文章将从非平衡态统计物理发展和应用的角度，介绍德国科学家哈塞尔曼荣获2021年诺贝尔物理学奖的研究工作——基于布朗运动理论，建立了描述气象(天气)影响气候长期演化的随机气候学模型，并建立了寻求影响气候主因的最优指纹方法，从而能够分辨出人类活动和自然界局部改变对气候这一复杂系统的影响。哈塞尔曼的工作本质上是理论物理在实际复杂系统领域的成功应用，他采用的基础物理方法——布朗运动理论是我国杰出女物理学家王明贞和其导师乌伦贝克在20世纪40年代基于爱因斯坦的工作发展起来的^[1，2]。文章将介绍布朗运动理论的发展及其相关的非平衡统计物理思想的当代发展，以展示哈塞尔曼如何把相关的物理理论巧妙地用于气候长期预测的实际应用研究：(1)建立了快变的局部“气象”变量涨落通过耗散涨落关系影响缓变的整体气候变量的基础理论；(2)通过最优指纹方法，寻找局部“噪音”和外驱动力影响气候演化的关键要素。

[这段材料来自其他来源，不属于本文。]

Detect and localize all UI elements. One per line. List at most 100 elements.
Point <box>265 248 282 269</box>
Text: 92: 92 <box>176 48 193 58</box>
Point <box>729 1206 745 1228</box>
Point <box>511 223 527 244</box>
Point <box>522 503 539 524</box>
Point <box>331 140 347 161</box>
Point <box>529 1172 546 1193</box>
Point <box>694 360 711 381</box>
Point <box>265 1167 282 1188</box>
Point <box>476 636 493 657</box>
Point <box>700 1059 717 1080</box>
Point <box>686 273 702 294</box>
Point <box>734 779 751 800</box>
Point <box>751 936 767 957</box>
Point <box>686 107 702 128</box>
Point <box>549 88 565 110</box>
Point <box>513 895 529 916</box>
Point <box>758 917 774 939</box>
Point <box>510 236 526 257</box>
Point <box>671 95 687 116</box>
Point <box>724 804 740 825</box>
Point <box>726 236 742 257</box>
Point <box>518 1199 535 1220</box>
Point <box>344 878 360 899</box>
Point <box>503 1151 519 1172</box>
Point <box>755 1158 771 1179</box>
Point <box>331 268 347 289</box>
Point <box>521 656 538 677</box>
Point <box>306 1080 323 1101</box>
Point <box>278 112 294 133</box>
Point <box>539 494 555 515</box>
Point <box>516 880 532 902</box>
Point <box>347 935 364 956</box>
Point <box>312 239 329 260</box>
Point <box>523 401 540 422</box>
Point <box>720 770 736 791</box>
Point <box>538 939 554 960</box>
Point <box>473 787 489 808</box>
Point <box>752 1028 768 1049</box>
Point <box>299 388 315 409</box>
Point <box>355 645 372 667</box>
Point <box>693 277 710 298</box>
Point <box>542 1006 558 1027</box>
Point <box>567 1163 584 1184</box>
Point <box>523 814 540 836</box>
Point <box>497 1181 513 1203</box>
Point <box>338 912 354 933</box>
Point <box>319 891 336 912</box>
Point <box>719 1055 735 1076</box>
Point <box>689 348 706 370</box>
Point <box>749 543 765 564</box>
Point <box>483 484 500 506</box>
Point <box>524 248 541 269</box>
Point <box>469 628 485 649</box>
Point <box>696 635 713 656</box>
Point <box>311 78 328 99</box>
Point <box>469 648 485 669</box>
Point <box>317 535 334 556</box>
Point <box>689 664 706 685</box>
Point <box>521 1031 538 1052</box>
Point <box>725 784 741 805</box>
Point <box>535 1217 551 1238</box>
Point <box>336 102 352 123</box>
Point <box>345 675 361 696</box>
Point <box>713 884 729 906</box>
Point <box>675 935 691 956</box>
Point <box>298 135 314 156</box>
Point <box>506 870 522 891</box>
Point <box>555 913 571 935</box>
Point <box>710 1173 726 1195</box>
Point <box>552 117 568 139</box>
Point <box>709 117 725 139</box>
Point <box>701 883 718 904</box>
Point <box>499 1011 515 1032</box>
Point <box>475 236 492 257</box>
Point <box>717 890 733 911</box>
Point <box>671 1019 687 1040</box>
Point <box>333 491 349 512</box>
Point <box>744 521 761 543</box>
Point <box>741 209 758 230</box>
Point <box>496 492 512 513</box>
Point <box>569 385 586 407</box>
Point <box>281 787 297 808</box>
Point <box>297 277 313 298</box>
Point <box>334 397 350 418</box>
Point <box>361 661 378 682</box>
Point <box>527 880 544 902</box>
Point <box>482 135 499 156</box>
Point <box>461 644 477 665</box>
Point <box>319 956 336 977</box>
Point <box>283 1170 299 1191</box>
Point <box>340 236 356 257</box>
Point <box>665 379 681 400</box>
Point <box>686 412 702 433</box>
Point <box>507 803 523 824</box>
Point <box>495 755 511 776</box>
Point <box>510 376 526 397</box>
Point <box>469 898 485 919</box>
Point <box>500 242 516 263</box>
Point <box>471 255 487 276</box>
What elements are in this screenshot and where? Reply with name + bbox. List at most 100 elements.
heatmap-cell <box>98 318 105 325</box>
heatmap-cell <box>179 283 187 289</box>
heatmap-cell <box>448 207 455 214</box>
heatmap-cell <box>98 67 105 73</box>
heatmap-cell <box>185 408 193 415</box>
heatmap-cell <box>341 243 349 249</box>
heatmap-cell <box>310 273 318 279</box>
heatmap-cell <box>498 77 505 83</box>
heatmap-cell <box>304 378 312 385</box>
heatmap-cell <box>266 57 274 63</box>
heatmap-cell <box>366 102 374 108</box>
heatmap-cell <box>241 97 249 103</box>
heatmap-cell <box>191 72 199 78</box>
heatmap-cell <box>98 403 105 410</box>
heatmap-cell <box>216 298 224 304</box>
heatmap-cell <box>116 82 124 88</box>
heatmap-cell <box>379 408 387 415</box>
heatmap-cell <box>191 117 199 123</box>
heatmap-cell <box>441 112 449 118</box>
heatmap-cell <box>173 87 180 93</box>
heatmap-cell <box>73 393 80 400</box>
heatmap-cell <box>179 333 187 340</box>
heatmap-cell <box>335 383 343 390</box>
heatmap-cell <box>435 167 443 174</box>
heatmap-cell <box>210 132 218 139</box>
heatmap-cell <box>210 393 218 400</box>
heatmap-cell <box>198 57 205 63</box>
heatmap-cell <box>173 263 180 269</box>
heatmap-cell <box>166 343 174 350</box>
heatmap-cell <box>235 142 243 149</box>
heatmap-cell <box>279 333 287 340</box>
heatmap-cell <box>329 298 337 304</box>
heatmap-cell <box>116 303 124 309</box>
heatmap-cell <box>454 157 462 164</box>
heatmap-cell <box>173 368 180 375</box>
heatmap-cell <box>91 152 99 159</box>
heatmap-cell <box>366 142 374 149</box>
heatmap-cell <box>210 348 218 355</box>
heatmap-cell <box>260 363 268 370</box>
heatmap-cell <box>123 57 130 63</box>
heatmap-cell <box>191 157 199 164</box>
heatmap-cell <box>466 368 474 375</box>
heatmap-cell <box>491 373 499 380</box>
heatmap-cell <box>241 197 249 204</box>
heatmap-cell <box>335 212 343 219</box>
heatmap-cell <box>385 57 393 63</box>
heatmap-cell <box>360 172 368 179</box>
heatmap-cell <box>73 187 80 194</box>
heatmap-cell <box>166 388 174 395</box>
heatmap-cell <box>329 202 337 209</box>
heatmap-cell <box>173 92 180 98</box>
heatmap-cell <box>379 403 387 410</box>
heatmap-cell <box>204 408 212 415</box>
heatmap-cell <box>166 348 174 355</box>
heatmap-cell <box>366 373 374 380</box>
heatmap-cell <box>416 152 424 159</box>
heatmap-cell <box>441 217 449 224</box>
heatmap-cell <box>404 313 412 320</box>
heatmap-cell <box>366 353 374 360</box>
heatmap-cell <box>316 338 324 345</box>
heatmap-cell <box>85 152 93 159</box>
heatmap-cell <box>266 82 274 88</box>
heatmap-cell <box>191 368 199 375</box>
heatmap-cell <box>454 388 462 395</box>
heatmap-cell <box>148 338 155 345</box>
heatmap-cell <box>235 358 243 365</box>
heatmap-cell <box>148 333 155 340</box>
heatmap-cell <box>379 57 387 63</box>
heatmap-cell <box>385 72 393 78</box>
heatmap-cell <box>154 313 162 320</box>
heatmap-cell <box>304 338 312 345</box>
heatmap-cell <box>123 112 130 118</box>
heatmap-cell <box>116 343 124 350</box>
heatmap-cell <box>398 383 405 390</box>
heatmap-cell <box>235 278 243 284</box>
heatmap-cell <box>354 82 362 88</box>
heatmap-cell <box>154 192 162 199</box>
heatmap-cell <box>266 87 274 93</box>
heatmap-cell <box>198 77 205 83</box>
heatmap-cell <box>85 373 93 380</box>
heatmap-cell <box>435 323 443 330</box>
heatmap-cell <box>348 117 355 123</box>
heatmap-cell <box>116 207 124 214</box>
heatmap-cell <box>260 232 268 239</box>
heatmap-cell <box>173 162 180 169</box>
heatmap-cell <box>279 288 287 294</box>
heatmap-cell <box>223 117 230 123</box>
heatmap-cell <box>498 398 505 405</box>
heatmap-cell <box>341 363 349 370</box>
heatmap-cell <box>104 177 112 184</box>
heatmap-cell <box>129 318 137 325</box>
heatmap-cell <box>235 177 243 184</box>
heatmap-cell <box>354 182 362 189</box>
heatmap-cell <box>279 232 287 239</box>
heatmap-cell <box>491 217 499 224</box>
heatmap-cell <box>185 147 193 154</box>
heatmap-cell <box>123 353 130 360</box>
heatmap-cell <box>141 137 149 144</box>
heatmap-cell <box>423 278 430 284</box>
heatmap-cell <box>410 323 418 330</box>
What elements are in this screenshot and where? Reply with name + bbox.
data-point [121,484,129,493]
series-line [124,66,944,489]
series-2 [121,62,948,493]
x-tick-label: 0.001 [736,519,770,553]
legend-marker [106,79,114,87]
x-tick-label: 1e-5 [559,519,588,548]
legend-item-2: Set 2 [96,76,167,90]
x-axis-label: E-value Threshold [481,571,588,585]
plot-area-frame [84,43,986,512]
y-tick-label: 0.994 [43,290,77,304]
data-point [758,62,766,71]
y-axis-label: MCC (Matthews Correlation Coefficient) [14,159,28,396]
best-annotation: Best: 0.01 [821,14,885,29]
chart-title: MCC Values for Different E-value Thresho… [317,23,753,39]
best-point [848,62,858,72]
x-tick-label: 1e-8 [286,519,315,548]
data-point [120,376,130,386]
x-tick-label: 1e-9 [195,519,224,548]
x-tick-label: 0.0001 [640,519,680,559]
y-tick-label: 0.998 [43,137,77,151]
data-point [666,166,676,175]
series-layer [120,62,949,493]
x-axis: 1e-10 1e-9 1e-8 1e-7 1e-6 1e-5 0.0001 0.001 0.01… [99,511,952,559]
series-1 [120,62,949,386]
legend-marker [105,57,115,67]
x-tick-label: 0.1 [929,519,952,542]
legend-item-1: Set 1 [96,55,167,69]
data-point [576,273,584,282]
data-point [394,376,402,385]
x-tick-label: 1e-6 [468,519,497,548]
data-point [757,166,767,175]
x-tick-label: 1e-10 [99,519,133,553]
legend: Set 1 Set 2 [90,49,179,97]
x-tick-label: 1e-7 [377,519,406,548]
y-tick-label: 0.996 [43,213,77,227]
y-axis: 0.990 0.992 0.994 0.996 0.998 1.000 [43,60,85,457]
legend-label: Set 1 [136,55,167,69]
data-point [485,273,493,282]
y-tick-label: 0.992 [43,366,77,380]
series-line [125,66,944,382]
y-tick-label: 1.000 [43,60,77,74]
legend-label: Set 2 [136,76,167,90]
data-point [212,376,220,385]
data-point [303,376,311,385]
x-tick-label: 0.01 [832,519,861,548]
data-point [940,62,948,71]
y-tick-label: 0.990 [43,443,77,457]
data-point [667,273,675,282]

Brownian motion theory and its application in the study of complex climate systems

This paper will recall the work of Klaus Hasselmann, a German scientist who won the 2021 Nobel Prize in physics, from the perspective of the development of nonequilibrium statistical physics. Based on Brownian motion theory, he established a stochastic climate model to describe the long-term evolution of climate, as influenced by meteorological weather conditions. He also proposed an optimal fingerprint method to identify the influence of human activity and local natural variability on climate, a complex system. Hasselman’ s work was essentially a successful application of theoretical physics to complex systems. The physical method he used, Brownian motion theory, was well developed by Ming-Chen Wang, who was an outstanding Chinese female physicist, and George Eugene Uhlenbeck in the 1940s based on the work of Albert Einstein^[1，2]. This paper will briefly describe the development of Brownian motion theory and the related contemporary progress of non-equilibrium statistical physics. It will be shown how Hasselman applied the relevant theories to the practical application of long-term climate prediction: (1) He established the theory that the fluctuation of the rapidly changing local weather variables affects the slowly changing global climate variables through the fluctuation-dissipation relationship; (2) He found the key factors of local“noise”and external driving forces that are crucial in affecting climate evolution through the optimal fingerprint method.